Liza Frulla arrive à la direction générale de l'ITHQ avec une intention ferme, celle de permettre à l'école de signer ses propres diplômes universitaires. En ce moment, dans ses programmes de formation universitaire (Gestion du tourisme et de l'hôtellerie), l'établissement donne des baccalauréats en administration des affaires de l'UQAM, « en collaboration avec l'ITHQ ». Ça ne passe plus ! Mme Frulla souhaite l'indépendance de son nouveau bébé, question de pouvoir rayonner encore plus au pays et à l'étranger. Stimulée par les célébrations du 50e anniversaire, l'ancienne parlementaire se croise les doigts pour que ce dossier datant de 1987 soit enfin mené à terme. Cette année.

2016

Jonathan Lapierre-Réhayem devient le chef du restaurant de l'ITHQ. Celui qui a notamment travaillé dans les cuisines d'Au cinquième péché, de La Montée de lait et de Laloux a un amour très fort des produits du Québec. À son arrivée, il a commencé par entrer en contact avec de nouveaux fournisseurs, comme le Moulin des cèdres (farines), la ferme La rose des vents (volaille), Canard du village (ça va de soi !), etc. « Je sens que je pourrai avoir plus d'impact sur la cuisine québécoise en modifiant la vision des jeunes qui sortent d'ici. Il y a une centaine d'élèves qui travaillent au restaurant chaque année. Après être passés ici, peut-être qu'ils vont acheter de l'huile de tournesol au lieu d'acheter de l'huile d'olive.
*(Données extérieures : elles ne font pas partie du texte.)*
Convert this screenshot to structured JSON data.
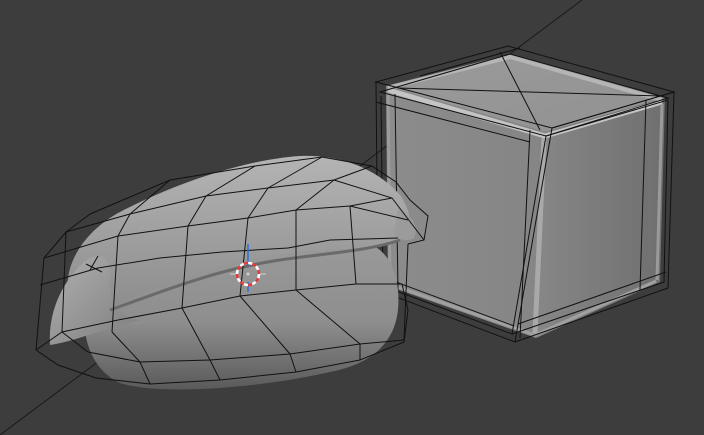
{
  "viewport": {
    "background": "#3d3d3d",
    "mode": "3d-viewport",
    "shading": "solid",
    "overlay": "subdivision-cage-wireframe"
  },
  "objects": [
    {
      "name": "sushi-mesh",
      "type": "mesh",
      "selected": false,
      "color": "#8f8f8f"
    },
    {
      "name": "cube-mesh",
      "type": "mesh",
      "selected": false,
      "color": "#8a8a8a"
    }
  ],
  "cursor": {
    "icon": "3d-cursor-icon",
    "ring_colors": [
      "#e63b3b",
      "#ffffff"
    ],
    "axis_color": "#2a6fd6"
  },
  "colors": {
    "wire": "#111111",
    "surface_light": "#a6a6a6",
    "surface_mid": "#8c8c8c",
    "surface_dark": "#5e5e5e",
    "bevel_highlight": "#c4c4c4"
  }
}
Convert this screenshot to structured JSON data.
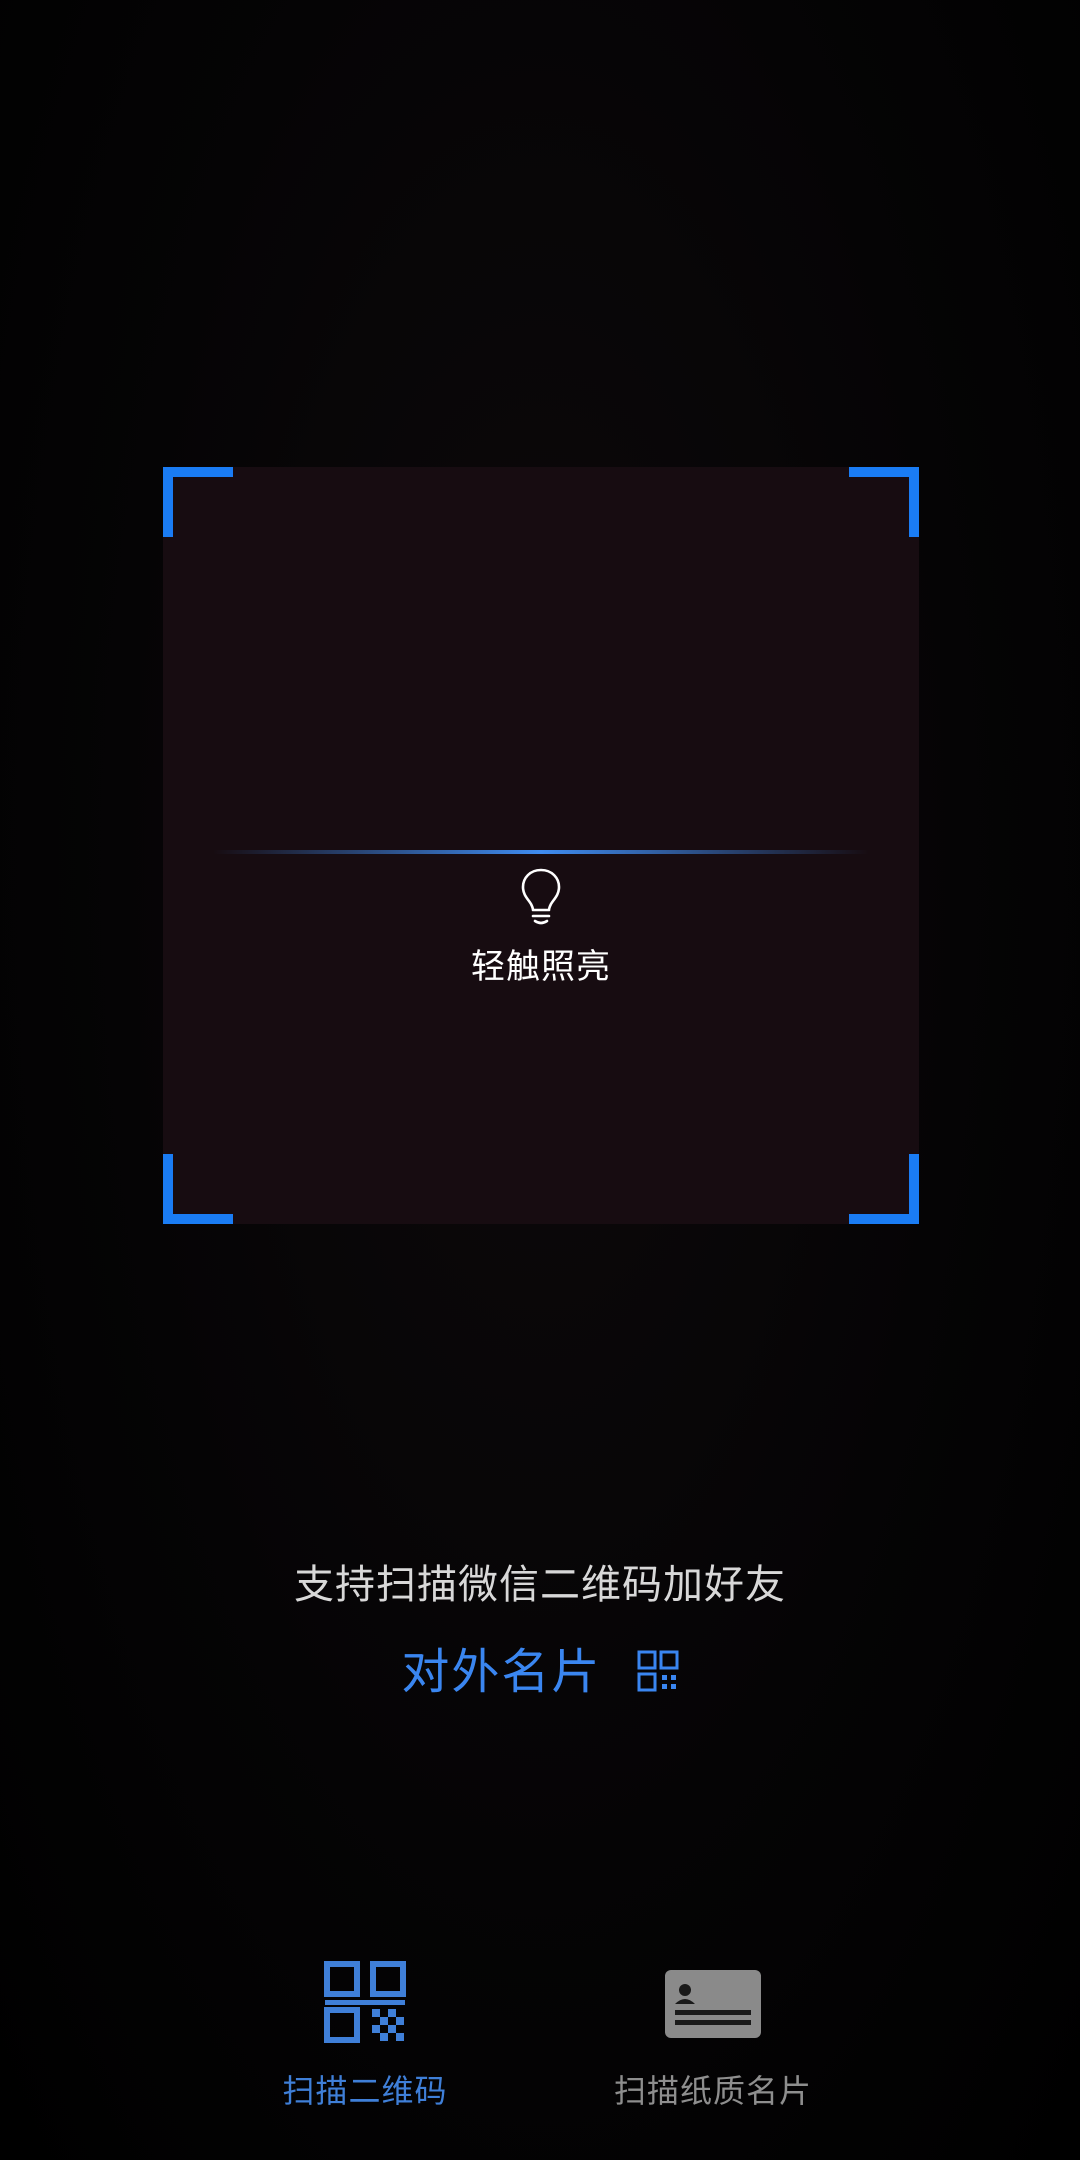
{
  "scanner": {
    "flash_label": "轻触照亮"
  },
  "hint": {
    "text": "支持扫描微信二维码加好友",
    "card_link": "对外名片"
  },
  "tabs": [
    {
      "label": "扫描二维码",
      "icon": "qr-code-icon",
      "selected": true
    },
    {
      "label": "扫描纸质名片",
      "icon": "business-card-icon",
      "selected": false
    }
  ],
  "colors": {
    "accent": "#1a7cf4",
    "link": "#3a86f0",
    "tab_selected": "#3f7fd8",
    "tab_unselected": "#8e8e8e"
  }
}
Je pense vraiment que notre rôle, ici, à l'ITHQ, c'est de continuer à bâtir une partie du Québec. » Il se réjouit, par ailleurs, de pouvoir travailler de nouveau le loup marin avec Benoît Lenglet (Cinquième Péché). Ce dernier enseigne à l'ITHQ depuis deux ans. « L'enseignement, c'est plus de paperasse qu'un boulot de chef, mais c'est vraiment stimulant. En plus, ici, on a accès à tous les produits, on a de super beaux équipements. C'est une vraie machine de guerre, l'ITHQ ! », déclare M. Lenglet. À cette « machine de guerre » vient de s'ajouter le jeune et doué Jonathan Rassi (émission Les chefs ! et restaurant Les 400 coups), qui saura sans doute, lui aussi, communiquer son amour profond de la cuisine québécoise.